The brand also features unique products, such as a frozen eye gelée that comes encased in dry ice and a combo hand cream-lip balm in which the lip balm is in the cap of the hand cream. Zimmerman says, “We wanted to give people the quality skin care [the brand’s core products feature cleansers, toners, serums and creams for four different skin types—normal to dry, sensitive, mature and troubled—as well as a host of specialty supplement products] but also things they don’t see every day.” The company also features a duo of beauty drinks—Snapdragon and Ten Gauge, an energy booster, with the Snapdragon being the company’s current best-seller.

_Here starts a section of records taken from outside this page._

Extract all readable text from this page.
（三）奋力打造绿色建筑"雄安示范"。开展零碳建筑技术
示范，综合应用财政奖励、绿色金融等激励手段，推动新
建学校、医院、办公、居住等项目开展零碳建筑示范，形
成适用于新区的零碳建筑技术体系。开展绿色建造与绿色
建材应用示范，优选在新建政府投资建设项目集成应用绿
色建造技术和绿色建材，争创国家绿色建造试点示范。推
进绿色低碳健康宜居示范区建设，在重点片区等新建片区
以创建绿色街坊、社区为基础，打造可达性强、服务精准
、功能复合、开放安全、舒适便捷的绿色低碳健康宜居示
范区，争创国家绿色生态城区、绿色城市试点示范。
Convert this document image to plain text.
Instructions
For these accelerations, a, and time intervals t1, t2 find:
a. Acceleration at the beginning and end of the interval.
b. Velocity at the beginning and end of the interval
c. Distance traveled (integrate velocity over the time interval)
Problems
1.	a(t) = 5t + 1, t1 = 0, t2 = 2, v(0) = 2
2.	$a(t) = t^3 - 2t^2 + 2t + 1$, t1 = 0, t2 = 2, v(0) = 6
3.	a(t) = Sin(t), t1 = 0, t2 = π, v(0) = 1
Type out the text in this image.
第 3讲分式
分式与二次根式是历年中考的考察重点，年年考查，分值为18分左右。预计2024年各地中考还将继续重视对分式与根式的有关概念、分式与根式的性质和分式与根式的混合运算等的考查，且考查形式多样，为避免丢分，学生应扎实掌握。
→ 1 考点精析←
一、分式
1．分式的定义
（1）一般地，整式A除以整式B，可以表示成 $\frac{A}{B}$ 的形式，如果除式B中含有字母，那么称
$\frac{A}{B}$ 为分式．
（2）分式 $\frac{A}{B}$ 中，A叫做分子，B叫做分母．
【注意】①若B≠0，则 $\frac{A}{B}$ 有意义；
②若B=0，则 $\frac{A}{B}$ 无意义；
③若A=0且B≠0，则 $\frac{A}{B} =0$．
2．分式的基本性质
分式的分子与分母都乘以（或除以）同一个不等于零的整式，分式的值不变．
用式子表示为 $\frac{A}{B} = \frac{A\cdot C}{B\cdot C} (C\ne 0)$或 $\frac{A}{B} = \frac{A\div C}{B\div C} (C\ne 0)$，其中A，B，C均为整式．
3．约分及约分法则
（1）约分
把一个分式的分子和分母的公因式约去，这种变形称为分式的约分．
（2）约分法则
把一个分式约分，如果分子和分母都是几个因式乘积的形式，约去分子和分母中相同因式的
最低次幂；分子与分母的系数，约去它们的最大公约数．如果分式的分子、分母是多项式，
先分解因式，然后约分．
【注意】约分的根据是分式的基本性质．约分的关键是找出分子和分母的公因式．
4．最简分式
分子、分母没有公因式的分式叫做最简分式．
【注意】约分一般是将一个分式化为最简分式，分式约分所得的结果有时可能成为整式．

The innovations aren’t limited to just the products, though. The packaging features a traditional black-and-white exterior with a pop of cranberry color on the inside, and secondary and shipping packaging is designed to promote an international flair. “You feel like you’re getting gifts from France when you open your order. It’s not a boring brown box—it’s a nice white box with these fun travel stickers on it,” Zimmerman says. Even the product names are part of the fun, often featuring a language-butchering combination of French and English. “The goal there supports the notion of credible but not stuffy. There’s a bit of playfulness that we do,” says Zimmerman. “Its not dumbed-down humor—we like to have an element of smart humor there.”

Staying Involved

Votre Vu also stays actively involved with its brand ambassadors, holding an annual summit meeting and sending its field team around the U.S. constantly. “Every week they travel all around the country, holding meetings, talking to our brand ambassadors, doing training,” says Brodette. “We’re getting feedback constantly, and our ambassadors are always telling us what they love and what they want from the line.”

Such feedback helped the company develop a few ambassador-direct components, such as their own section of the Votre Vu website, which includes brand updates and selling tips, as well as a personal shopper program. All of it helps reinforce the background of Votre Vu—a fun, quality product that connects people. Of the company’s marketing strategy, Zimmerman says, “Our primary strategy is, through our reps, just educating customers on our message and on our products. We even use a lot of Facebook, Twitter—more social media.”

“For direct selling, it’s all word-of-mouth,” he continues. “I still believe in a grassroots style.” That marketing has led to recognition in publications such as Redbook and Allure and has garnered celebrity fans such as Marisa Tomei and Lisa Rinna.

The Road Ahead

Keeping growth in mind is always a goal at Votre Vu, as well. “We had a strong first year and are on track to keep growing this year, but I still have a goal of this company hitting $100 million within five years, and I’m not stopping there,” says Zimmerman. “We’re thinking big here, but we want to do it with integrity and class and style. We don’t just want to be a flash in the pan. We want to build a really good, solid foundation of a brand you can trust.”

Zimmerman’s goal for Votre Vu is to grow the company into a beauty brand that is revered and trusted globally. While strengthening its position domestically, the company has begun researching the international market, South America in particular. It also plans to continue to grow its product line in a wellness-centered direction, with the launch of the Snapdragon beauty drink a deliberate link to the wellness world.

Overall, however, the company looks to maintain and strengthen its presence while also keeping its core values in mind. And with values of quality, fun, dedicated customer service and industry involvement, Votre Vu seems to be on track for a bright future.